Football coach passes on job offer, sticks with TJ
The West Jefferson Hills School Board is expected to vote March 19 on an agreement with Bill Cherpak, the district's high school football coach who had been offered, but turned down, a high-paying position at the Montour School District after an outpouring of support from the community for him to stay.
The tentative three-year agreement between Cherpak and West Jefferson Hills would pay him a total of $20,000 annually, nearly a fourth of the $74,000 salary he had been offered at Montour.
Cherpak, who works as a funeral director at R.V. Anderson Funeral Home in Homestead, had accepted the Montour job Feb. 20. He would have been paid $74,000 to coach the football team and work as an administrator in the district. He turned down the offer Feb. 27, a day after a groundswell of residents urged the school board to do whatever it took to keep Cherpak.
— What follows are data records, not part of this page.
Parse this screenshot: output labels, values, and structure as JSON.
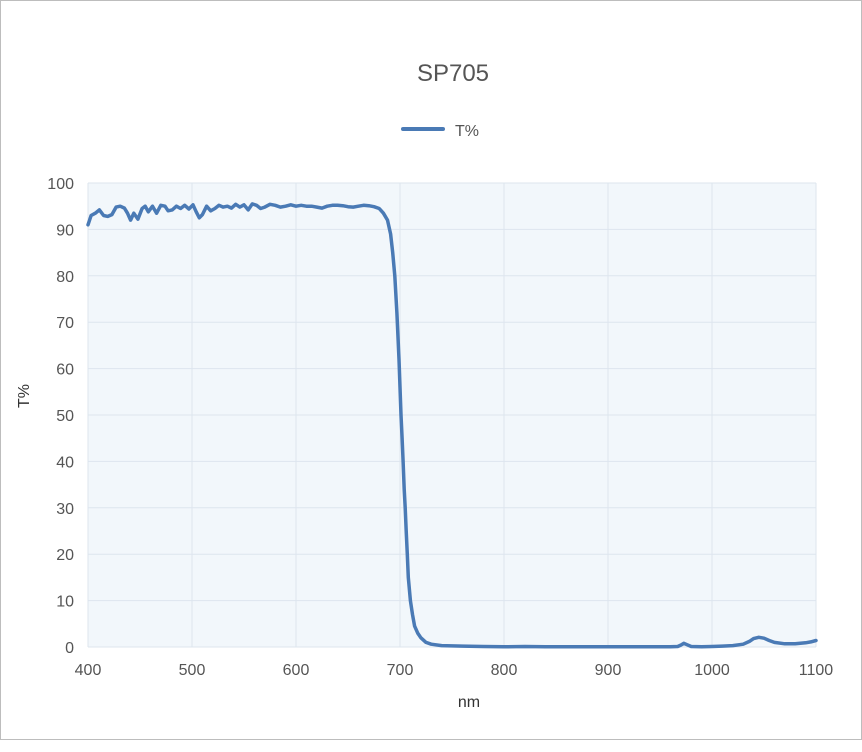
{
  "chart_data": {
    "type": "line",
    "title": "SP705",
    "xlabel": "nm",
    "ylabel": "T%",
    "xlim": [
      400,
      1100
    ],
    "ylim": [
      0,
      100
    ],
    "xticks": [
      400,
      500,
      600,
      700,
      800,
      900,
      1000,
      1100
    ],
    "yticks": [
      0,
      10,
      20,
      30,
      40,
      50,
      60,
      70,
      80,
      90,
      100
    ],
    "grid": true,
    "legend": "top-center",
    "series": [
      {
        "name": "T%",
        "color": "#4a7ab5",
        "points": [
          [
            400,
            91
          ],
          [
            403,
            93
          ],
          [
            407,
            93.5
          ],
          [
            411,
            94.2
          ],
          [
            415,
            93
          ],
          [
            419,
            92.8
          ],
          [
            423,
            93.2
          ],
          [
            427,
            94.8
          ],
          [
            431,
            95
          ],
          [
            435,
            94.6
          ],
          [
            438,
            93.5
          ],
          [
            441,
            92
          ],
          [
            444,
            93.5
          ],
          [
            448,
            92.2
          ],
          [
            452,
            94.5
          ],
          [
            455,
            95
          ],
          [
            458,
            93.8
          ],
          [
            462,
            95
          ],
          [
            466,
            93.5
          ],
          [
            470,
            95.2
          ],
          [
            474,
            95
          ],
          [
            477,
            94
          ],
          [
            481,
            94.2
          ],
          [
            485,
            95
          ],
          [
            489,
            94.5
          ],
          [
            493,
            95.2
          ],
          [
            497,
            94.4
          ],
          [
            501,
            95.3
          ],
          [
            504,
            93.8
          ],
          [
            507,
            92.5
          ],
          [
            510,
            93.2
          ],
          [
            514,
            95
          ],
          [
            518,
            94
          ],
          [
            522,
            94.5
          ],
          [
            526,
            95.2
          ],
          [
            530,
            94.8
          ],
          [
            534,
            95
          ],
          [
            538,
            94.6
          ],
          [
            542,
            95.4
          ],
          [
            546,
            94.8
          ],
          [
            550,
            95.3
          ],
          [
            554,
            94.2
          ],
          [
            558,
            95.5
          ],
          [
            562,
            95.2
          ],
          [
            566,
            94.5
          ],
          [
            570,
            94.8
          ],
          [
            575,
            95.4
          ],
          [
            580,
            95.2
          ],
          [
            585,
            94.8
          ],
          [
            590,
            95
          ],
          [
            595,
            95.3
          ],
          [
            600,
            95
          ],
          [
            605,
            95.2
          ],
          [
            610,
            95
          ],
          [
            615,
            95
          ],
          [
            620,
            94.8
          ],
          [
            625,
            94.6
          ],
          [
            630,
            95
          ],
          [
            635,
            95.2
          ],
          [
            640,
            95.2
          ],
          [
            645,
            95.1
          ],
          [
            650,
            94.9
          ],
          [
            655,
            94.8
          ],
          [
            660,
            95
          ],
          [
            665,
            95.2
          ],
          [
            670,
            95.1
          ],
          [
            675,
            94.9
          ],
          [
            680,
            94.5
          ],
          [
            684,
            93.5
          ],
          [
            688,
            92
          ],
          [
            691,
            89
          ],
          [
            693,
            85
          ],
          [
            695,
            80
          ],
          [
            697,
            72
          ],
          [
            699,
            62
          ],
          [
            700,
            56
          ],
          [
            701,
            50
          ],
          [
            702,
            45
          ],
          [
            703,
            40
          ],
          [
            704,
            34
          ],
          [
            705,
            30
          ],
          [
            706,
            25
          ],
          [
            707,
            20
          ],
          [
            708,
            15
          ],
          [
            710,
            10
          ],
          [
            712,
            7
          ],
          [
            714,
            4.5
          ],
          [
            717,
            3
          ],
          [
            720,
            2
          ],
          [
            725,
            1
          ],
          [
            730,
            0.6
          ],
          [
            740,
            0.3
          ],
          [
            760,
            0.2
          ],
          [
            780,
            0.1
          ],
          [
            800,
            0.05
          ],
          [
            820,
            0.1
          ],
          [
            840,
            0.05
          ],
          [
            860,
            0.05
          ],
          [
            880,
            0.05
          ],
          [
            900,
            0.05
          ],
          [
            920,
            0.05
          ],
          [
            940,
            0.05
          ],
          [
            960,
            0.05
          ],
          [
            967,
            0.1
          ],
          [
            970,
            0.4
          ],
          [
            973,
            0.8
          ],
          [
            976,
            0.5
          ],
          [
            980,
            0.1
          ],
          [
            990,
            0.05
          ],
          [
            1000,
            0.1
          ],
          [
            1010,
            0.2
          ],
          [
            1020,
            0.3
          ],
          [
            1030,
            0.6
          ],
          [
            1036,
            1.2
          ],
          [
            1040,
            1.8
          ],
          [
            1045,
            2.1
          ],
          [
            1050,
            1.9
          ],
          [
            1055,
            1.4
          ],
          [
            1060,
            1.0
          ],
          [
            1070,
            0.7
          ],
          [
            1080,
            0.7
          ],
          [
            1090,
            0.9
          ],
          [
            1095,
            1.1
          ],
          [
            1100,
            1.4
          ]
        ]
      }
    ]
  }
}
Montour then hired Bruce Byrom, a Montour assistant coach and health teacher, as its head football coach. Like their Montour High School counterparts who signed a petition to hire Byrom, Thomas Jefferson High School players rallied behind keeping Cherpak.
The West Jefferson Hills offer will pay Cherpak $8,500 a year to serve as head coach of the varsity football team and $11,500 per year to coordinate the weight room facility at Thomas Jefferson High School.
"Coach Cherpak looked at his loyalty to the program here, his involvement with the program and the students and parents in the community," Superintendent John Lozosky said Wednesday. "He was reasonable in what he was asking of the district and the district was able to respond in a reasonable way. His priorities as coach were met and our priorities as a district were met. We're very pleased by that. I know the students are pleased as well."
Cherpak, who has been head coach at Thomas Jefferson for seven years and was an assistant for four years, said the outpouring of support in West Jefferson Hills was overwhelming and the reason he chose to stay despite Montour's offer.
"Everything's not about money," he said. "It's about the kids and about the people."
Cherpak said Montour had come to him with the offer.
"The fact of the matter is, I never wanted to leave in the beginning," he said. "I didn't go looking for a job. Things happened so fast with Montour and started to steamroll."
Cherpak said he will keep his job as a funeral director, which he planned to give up if he had gone to Montour. Cherpak said he is satisfied with the agreement he has with West Jefferson Hills.
"It all amounts to I got a raise. That's the way I look at it," he said.